The only downside I've noticed is that they poop more.  I wasn't surprised by this, as many dog food reviews do indeed note that the better quality food leads to smaller, more compact, less frequent poop.  Of course, when one owns a Shih Tzu, it's not like giant poops are an issue.  I'm all good with a little more pooping.

As for the pending tax time, I've confirmed something I was hoping to be wrong about (apologies for the dangling participle).  Because we are in a civil union, we get to fill out our State tax forms as a couple--yeah!  I've waited a long time for that.  It rocks to be legal.  But, before we can enjoy the glory of being an officially civilized couple in the State, we first have to fill out the Federal forms "as if married" (that's the terminology the State uses) and then use the data from the "as if married" Federal forms to complete our State tax return on the "as if married" federal data.

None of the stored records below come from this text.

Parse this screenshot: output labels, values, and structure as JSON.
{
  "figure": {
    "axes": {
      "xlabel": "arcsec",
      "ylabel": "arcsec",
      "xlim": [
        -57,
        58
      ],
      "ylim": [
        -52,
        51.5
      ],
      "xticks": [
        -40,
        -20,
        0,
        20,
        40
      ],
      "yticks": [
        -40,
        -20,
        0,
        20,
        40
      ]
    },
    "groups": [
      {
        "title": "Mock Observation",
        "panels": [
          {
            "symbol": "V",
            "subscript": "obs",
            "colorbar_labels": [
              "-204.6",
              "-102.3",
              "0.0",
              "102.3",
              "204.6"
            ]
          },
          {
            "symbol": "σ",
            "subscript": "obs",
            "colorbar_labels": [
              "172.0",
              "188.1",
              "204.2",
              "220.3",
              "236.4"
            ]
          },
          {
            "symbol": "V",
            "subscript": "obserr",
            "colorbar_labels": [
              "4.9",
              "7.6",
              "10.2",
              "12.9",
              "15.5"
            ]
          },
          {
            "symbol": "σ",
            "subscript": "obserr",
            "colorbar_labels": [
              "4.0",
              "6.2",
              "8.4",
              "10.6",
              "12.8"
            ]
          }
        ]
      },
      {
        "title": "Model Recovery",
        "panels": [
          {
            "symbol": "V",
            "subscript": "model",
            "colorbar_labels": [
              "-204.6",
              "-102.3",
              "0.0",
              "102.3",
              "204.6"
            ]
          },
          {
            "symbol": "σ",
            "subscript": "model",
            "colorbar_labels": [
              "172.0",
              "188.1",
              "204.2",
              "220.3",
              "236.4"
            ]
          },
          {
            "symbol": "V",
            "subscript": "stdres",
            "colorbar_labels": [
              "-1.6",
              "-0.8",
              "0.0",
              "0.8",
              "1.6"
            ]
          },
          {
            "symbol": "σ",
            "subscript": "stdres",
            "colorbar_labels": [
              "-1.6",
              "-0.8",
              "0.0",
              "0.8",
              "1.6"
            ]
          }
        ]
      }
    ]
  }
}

Meaning, the wife and I will each do our "as if married" federal taxes (separately but pretending not to be separate), then do our State Taxes together as if married, then each re-do our Federal taxes as single, as our "as if married" Federal forms are not legal. This hurts my head.  (Strangely enough, the State indicates that couples in civil unions cannot file electronically--they have to file the old fashioned way.  WTF?)  I can't say I'm looking forward to tax time--I can already hear the arguing:
Me:             "No! That's the State form! We need the Federal form."
The wife:    "Are we married or not on this form?"
Me:              "We're single."
The wife:     "Are you sure?"
Me:              "Of course I'm sure.  Is that the State or Federal form?"
The wife:     "It's the "as if married" form."
Me:               "Which is the Federal form on which we base the State form."
The wife:     "Yes."
Me:               "Then, we are single but we're acting as if married?"
The wife:    "If that's our real Federal forms, yes."
Me:              "Yes what?"
The wife:     "Yes, this is the real form which we are using to make the as if married form                            so we can base our State taxes on it."
Me:              "That's not the right form.  You've got the wrong form."
The wife:    "I've got the correct form.  You've got the wrong form."
Me:              "You know we can't file this on line."
The wife:     "Do we both have to file this or do we file one?"
Me:              "I don't know.  I just know we can't do it on line."

Thank goodness for tax-filing computer programs and for the wife being a math major. Start praying for us right now.

....hey, think all that expensive dog food is tax deductible?